You can install it, assuming a live internet connection,
by typing:
\begin{fullwidth}
\begin{Schunk}
\begin{Sinput}
remotes::install_github('jhmaindonald/DAAGviz',
build_opts=c("--no-resave-data",
"--no-manual"))
\end{Sinput}
\end{Schunk}
\end{fullwidth}
Assuming that the {\em DAAGviz} package has been installed, it can be attached thus:
\begin{Schunk}
\begin{Sinput}
library(DAAGviz)
\end{Sinput}
\end{Schunk}
Once attached, this package gives access to:
\begin{itemizz}
\item[-]
Scripts that include all the code. To access these scripts do, e.g.

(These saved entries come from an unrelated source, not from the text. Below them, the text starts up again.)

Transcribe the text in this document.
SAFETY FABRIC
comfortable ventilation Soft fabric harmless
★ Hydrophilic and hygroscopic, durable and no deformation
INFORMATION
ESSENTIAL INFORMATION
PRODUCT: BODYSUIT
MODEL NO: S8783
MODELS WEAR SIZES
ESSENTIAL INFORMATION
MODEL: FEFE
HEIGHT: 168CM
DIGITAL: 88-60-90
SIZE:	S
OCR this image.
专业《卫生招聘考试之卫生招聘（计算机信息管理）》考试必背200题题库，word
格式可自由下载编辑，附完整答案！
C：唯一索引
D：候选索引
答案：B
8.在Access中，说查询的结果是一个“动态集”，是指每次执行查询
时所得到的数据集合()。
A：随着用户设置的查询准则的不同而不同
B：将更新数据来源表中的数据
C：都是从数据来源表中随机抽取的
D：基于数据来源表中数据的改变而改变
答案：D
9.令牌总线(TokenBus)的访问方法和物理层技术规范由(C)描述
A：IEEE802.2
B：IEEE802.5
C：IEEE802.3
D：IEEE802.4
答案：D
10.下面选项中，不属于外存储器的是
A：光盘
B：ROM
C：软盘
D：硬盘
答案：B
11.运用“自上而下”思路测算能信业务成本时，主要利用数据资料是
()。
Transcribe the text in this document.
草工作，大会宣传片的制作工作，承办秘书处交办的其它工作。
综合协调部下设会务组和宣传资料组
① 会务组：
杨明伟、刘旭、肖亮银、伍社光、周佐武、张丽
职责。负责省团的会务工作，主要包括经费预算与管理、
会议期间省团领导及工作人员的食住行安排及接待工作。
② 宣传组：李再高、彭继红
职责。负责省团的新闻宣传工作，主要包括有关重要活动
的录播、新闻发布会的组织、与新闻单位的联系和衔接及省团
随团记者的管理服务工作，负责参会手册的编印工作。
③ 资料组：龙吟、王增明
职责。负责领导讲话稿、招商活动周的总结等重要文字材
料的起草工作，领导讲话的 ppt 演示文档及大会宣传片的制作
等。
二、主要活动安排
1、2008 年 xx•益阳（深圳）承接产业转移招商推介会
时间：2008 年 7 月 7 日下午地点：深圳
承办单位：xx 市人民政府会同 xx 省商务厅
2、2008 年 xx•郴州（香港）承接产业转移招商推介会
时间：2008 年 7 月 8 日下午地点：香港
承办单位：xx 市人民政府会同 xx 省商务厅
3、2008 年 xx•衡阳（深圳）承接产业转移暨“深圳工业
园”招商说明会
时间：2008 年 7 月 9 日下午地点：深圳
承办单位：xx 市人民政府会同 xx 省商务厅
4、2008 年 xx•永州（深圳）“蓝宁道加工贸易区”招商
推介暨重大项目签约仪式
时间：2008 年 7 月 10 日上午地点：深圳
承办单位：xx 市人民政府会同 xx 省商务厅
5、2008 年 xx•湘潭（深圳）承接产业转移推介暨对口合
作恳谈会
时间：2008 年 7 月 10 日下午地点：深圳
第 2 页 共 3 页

\begin{marginfigure}[66pt]
More succinctly, use the function \margtt{getScript()}:\\[-3pt]
\begin{Schunk}
\begin{Sinput}
## Place Ch 5 script in
## working directory
getScript(5)
\end{Sinput}
\end{Schunk}
\end{marginfigure}
\begin{Schunk}
\begin{Sinput}
## Check available scripts
dir(system.file('scripts', package='DAAGviz'))
## Show chapter 5 script
script5 <- system.file('scripts/5examples-code.R',
package='DAAGviz')
file.show(script5)
\end{Sinput}
\end{Schunk}
\item[-]
Source files (also scripts) for functions that can be used to
reproduce the graphs. These are available for Chapters 5 to 15
only. To load the Chapter 5 functions into the workspace,
use the command:
\begin{marginfigure}[54pt]
More succinctly, use the function \margtt{sourceFigFuns()}:\\[-3pt]
\begin{Schunk}
\begin{Sinput}
## Load Ch 5 functions
## into workspace
sourceFigFuns(5)
\end{Sinput}
\end{Schunk}
\end{marginfigure}
\begin{Schunk}
\begin{Sinput}
path2figs5 <- system.file('doc/figs5.R',
package='DAAGviz')
source(path2figs5)
\end{Sinput}
\end{Schunk}
\item[-] The datasets \code{bronchit}, \code{eyeAmp}, and
\code{Crimean}, which feature later in these notes.
\end{itemizz}
\newpage
\subsection*{Alternative sources for some datasets}
\marginnote{At courses where these notes are used, these will
be provided on a memory stick.}
{\color{gray40}
The web page \url{http://maths-people.anu.edu.au/~johnm/} may in a few cases
be a convenient source for datasets that are referred to in this text:
\begin{itemizz}
\item[-]
Look in \url{http://maths-people.anu.edu.au/~johnm/r/rda} for
various image ({\bf .RData}) files.\sidenote{{\em Image} files hold
copies of one or more R objects, in a format that facilitates rapid
access from R.} Use the function \code{load()} to bring any of these
into R.
\item[-] Look in \url{http://maths-people.anu.edu.au/~johnm/datasets/text}
for the files {\bf bestTimes.txt}, {\bf molclock.txt}, and other such
text files.
\item[=] Look in \url{http://maths-people.anu.edu.au/~johnm/datasets/csv}
for several {\bf .csv} files.
\end{itemizz}
\vspace*{-9pt}
}
\subsection*{Asterisked Sections or Subsections}
Asterisks are used to identify material that is more technical or
specialized, and that might be omitted at a first reading.